Testing AI Pedestrian Detection

I am giving outreach talks with the title "Autonomous Vehicles" to college and high school students. We go over examples of autonomous vehicles from flight autopilots to self-driving cars. We look at the sensors, technologies, and AI advances that will bring self-driving cars on our roads.

After discussing the details of two recent, lethal self-driving accidents I show a simple AI (based on this code with pre-trained model ssd_mobilenet_v2_coco_2018_03_29) for detecting and classifying objects, including pedestrians.

A big question around autonomous vehicles is: Can we trust them? To develop trust, we probably want to see some evidence that the technology is behaving reasonably well. We can try to test it! Below is the testing activity we do in class.

Testing Activity

The task I gave to the students was described as follows:
  • Split up in 4 teams, each to define up to 5 NEGATIVE test cases 
    • showing a person on video that is NOT detected as a person
    • test cases must be sufficiently different, e.g., partially covered only once
  • Document your test cases, e.g.,
    • 1. Person holds paper in front of face
    • 2. Person lifts one arm and one leg up
  • Points:
    • Each time a test fails, e.g., person is visible (is 4m in front of camera) and not detected for >= 5sec team gets one point
  • The team with the most points wins!
    • In case of tie first group to get highest points wins
The reason for documenting the test cases before the actual test is to prevent teams from copying successful negative tests of other teams.

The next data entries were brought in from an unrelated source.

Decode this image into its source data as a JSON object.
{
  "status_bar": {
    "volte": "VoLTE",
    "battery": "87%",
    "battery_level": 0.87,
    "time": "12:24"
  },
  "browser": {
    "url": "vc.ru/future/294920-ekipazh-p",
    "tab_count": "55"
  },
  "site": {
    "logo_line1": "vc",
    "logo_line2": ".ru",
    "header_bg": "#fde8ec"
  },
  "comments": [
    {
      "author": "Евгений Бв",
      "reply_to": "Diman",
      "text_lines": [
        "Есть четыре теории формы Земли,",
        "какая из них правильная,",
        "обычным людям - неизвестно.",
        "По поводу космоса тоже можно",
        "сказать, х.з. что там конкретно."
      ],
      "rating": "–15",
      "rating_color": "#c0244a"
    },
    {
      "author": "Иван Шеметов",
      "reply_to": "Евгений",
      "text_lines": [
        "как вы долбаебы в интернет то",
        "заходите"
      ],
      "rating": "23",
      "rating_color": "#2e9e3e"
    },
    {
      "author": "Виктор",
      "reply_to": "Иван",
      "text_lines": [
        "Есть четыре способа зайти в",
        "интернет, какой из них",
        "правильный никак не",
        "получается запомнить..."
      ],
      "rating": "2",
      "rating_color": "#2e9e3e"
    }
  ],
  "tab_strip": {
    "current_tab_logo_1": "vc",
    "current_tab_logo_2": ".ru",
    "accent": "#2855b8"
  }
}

Here are some results of test cases performed by students from Manor High School (faces manually covered by black boxes in the images). 
For many test cases the software was doing a decent job and even detected persons in uncommon poses:

However, some students seemed to be detection-resistant even in a normal pose:


The students came up with very creative test cases and the light conditions probably also helped them to earn many points:

Some students even developed adversarial test cases where they forced the AI to detect but mis-classify them:


We have to keep in mind that the AI tested here is optimized for mobile devices and clearly has to trade precision for performance. Some groups managed to obtain 5/5 points! Two weeks before this event, I had different groups reaching at most 2/5. One difference between the two occasions with different students was the lighting. In the images above sunlight shines in from the left. In the other case the room was artificially lit.
For our own autonomous vehicles we are relying on combinations of cameras and LIDAR sensors.